According to Cruelty Free International, some cruelty free companies carry out humane testing on humans. Though, this is usually only done at the final stage of testing. There are also humane methods that don’t involve humans. These methods include cell cultures, human tissues, computer models and volunteer studies.
These methods also happen to be faster, more reliable, and less expensive than animal testing. Skin allergy tests are a great example of this reliability. According to Cruelty Free International, skin allergy tests in guinea pigs and mice only predict human reactions 72% and 82% of the time while a combination of chemistry and cell-based alternative methods have been shown to accurately predict human reactions more than 90% of the time. The Draize skin irritation test in rabbits can only predict human skin reactions 60% of the time, while using reconstituted human skin is up to 86% accurate.

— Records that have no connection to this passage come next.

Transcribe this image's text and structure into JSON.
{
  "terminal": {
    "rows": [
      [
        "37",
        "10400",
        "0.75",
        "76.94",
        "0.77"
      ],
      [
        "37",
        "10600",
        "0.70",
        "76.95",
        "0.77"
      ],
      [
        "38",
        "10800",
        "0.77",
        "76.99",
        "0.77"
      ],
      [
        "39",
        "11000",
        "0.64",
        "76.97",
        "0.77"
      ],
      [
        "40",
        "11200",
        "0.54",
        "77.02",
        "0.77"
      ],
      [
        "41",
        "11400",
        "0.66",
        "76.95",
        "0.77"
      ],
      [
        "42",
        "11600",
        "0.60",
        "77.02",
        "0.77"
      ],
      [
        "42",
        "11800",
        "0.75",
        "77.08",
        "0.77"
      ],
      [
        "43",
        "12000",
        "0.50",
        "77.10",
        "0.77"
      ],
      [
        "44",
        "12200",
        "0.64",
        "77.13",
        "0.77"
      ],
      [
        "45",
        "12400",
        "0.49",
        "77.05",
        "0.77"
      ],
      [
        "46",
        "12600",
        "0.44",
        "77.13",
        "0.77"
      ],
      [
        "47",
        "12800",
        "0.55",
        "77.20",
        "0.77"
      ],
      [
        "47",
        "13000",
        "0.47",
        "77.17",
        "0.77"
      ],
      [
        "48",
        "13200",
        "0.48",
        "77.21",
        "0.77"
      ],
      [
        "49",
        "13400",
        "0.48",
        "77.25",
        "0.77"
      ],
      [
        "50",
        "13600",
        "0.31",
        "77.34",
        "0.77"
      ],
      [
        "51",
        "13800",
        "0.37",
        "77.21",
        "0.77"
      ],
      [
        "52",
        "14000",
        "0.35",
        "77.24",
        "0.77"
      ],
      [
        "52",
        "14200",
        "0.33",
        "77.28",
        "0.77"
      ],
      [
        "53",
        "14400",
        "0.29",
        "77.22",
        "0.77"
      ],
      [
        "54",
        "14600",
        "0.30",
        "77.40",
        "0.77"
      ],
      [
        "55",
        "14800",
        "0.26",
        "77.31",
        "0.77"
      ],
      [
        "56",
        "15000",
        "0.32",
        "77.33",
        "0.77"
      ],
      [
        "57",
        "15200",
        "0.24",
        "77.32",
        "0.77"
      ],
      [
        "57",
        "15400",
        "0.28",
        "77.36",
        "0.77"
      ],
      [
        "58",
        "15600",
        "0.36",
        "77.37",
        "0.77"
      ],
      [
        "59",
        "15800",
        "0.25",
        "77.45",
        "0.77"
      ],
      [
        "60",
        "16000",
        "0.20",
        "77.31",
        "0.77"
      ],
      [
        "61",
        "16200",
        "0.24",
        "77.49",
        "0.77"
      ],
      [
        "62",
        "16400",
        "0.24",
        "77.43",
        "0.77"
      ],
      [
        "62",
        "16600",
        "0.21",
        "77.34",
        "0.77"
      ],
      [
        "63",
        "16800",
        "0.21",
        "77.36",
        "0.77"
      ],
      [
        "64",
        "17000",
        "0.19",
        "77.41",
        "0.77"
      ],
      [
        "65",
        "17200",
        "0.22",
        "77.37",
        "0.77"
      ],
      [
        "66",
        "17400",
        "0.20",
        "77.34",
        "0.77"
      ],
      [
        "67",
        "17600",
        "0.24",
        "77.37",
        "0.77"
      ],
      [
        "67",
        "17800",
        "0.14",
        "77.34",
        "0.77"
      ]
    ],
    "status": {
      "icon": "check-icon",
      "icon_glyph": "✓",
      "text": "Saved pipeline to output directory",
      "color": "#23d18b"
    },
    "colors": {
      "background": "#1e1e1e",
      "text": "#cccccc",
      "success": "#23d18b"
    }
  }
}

Statistics comparing animal testing and humane alternatives continue to prove that animal testing is not only cruel and unnecessary, but less effective than it’s alternatives.
What Can You Do?
First and foremost, stop using products that are not cruelty free. I know it doesn’t seem helpful because there are always going to be people buying these products, but it really does make a difference if we all make the change and stop supporting cruelty free. It is important to focus on everything, not just cosmetics. Your household products, chemicals, lawn care, and more are all contributing to animal testing. You can also sign the petition below:
Contact your legislators. Call. Write letters. Send Emails. Don’t stop there either. Educate. Educate everyone you know. There is so much more to it than most people know, and we can only change things if we are informed. If we are going to end cosmetic testing on animals, innocent animals that have no say in their fate, we need to take action.
My name is Kailee Barnes, and I am an English major at the University of Central Florida. I have always had a special bond with animals, and I am very passionate about the topic of cosmetic testing on them because I think it is cruel and unnecessary.
I was inspired to write this paper for an assignment in my class, and after learning so much about the testing of cosmetics on animals, I felt that it was important to inform others about this issue so that we can come together and make a change.